後ろに下げると、粒高が得意とする台上処理がしづらくなります。

後ろに下げられた場合、私はよくカットしてしまいます。

本職のカットマンではないですし、カットの練習なんて普段することはないのですが、試合の切羽詰まった状況で、イチかバチかでカットしてみると、案外入るものです。

あるいは、フォアに回り込んでロビングを打ち、その間に前陣に戻ります。フォア面に飛ばない裏ソフトラバーを貼っていることが多いので、これはこれで打ち返すのが大変なのですが…。

フォア狙い

粒高ラバーを貼っている人は、バックは上手いですがフォアは苦手な人が多いです。

ドライブが苦手だったり、スマッシュの決定力がイマイチだったりします。

それを知ってか知らずか、粒高に苦手意識のある相手だった場合、裏ソフトラバーを貼った面をひたすら攻めてきます。

異質のトップ選手はフォアハンドが強い

バックが上手い人が多い異質型の選手の中にあって、強い人はフォアが強いです。

フォアが強い代表的な異質型選手に、劉松選手がいます。
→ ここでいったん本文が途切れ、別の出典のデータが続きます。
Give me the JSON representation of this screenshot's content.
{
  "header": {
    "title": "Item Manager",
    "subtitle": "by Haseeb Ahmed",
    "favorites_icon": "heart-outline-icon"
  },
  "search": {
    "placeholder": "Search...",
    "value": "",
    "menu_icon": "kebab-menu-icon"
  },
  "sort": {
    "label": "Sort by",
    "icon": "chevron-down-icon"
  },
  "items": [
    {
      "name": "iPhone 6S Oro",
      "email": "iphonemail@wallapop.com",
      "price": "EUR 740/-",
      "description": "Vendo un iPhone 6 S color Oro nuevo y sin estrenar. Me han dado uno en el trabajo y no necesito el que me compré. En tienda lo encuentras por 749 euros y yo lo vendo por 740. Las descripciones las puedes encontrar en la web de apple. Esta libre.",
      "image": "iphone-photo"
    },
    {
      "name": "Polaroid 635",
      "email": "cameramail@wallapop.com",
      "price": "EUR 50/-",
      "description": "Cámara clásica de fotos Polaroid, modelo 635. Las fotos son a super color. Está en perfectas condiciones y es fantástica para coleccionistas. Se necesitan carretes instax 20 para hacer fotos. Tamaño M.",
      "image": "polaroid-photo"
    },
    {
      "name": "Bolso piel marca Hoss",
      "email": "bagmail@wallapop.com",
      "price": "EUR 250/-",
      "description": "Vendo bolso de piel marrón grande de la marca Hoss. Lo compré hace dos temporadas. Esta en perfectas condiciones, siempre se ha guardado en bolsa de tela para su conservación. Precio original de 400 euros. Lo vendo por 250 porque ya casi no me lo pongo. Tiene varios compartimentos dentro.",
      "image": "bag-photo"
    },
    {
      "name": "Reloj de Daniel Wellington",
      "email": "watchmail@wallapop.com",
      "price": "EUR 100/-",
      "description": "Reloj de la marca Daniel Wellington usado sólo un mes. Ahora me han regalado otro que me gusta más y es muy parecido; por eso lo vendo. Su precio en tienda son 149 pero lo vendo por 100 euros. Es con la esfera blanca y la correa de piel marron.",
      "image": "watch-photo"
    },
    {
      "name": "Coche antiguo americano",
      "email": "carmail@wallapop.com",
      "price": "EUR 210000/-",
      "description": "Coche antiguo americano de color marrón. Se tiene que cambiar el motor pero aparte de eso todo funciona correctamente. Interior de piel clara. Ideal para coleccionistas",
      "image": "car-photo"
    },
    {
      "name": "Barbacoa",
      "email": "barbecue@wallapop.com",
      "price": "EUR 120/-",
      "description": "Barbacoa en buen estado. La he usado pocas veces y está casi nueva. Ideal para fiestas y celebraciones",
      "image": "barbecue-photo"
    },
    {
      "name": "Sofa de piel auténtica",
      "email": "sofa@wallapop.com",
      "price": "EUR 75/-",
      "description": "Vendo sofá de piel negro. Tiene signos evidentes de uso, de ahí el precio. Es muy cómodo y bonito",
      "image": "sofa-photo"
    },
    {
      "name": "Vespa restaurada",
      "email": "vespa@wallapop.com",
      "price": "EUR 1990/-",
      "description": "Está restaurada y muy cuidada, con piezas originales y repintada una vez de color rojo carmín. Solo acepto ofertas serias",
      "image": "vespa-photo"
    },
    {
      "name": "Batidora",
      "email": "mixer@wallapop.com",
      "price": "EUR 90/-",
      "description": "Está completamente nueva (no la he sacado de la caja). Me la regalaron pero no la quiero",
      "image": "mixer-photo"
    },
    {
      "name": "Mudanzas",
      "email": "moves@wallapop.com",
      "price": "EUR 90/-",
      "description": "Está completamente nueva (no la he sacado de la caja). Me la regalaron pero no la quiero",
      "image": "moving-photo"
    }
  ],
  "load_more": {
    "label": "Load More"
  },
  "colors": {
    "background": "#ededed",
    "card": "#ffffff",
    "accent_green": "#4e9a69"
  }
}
劉松選手のフォアハンドは、とにかく強烈です。

まとめ

粒高ラバーには、主に上に紹介したような5つの弱点があります。

粒高選手と対戦するときは上記の5つの弱点を攻め、また、粒高選手は弱点を攻められないように戦術を考え、また、攻められても困らないように練習をしてください。

時には諦めも必要ですが、それを補うだけの戦術を考え抜いてください。

ナックルロングサーブがどうしても粒高面でレシーブできないのであれば、フットワークを鍛えてフォアで返すという方法があります。反転させて裏ソフト面で打つという方法もあります。

弱点を克服するためにいろいろと試行錯誤し、練習してください。

勝つためには、まず、己を知ることが重要です。考えながら練習してください。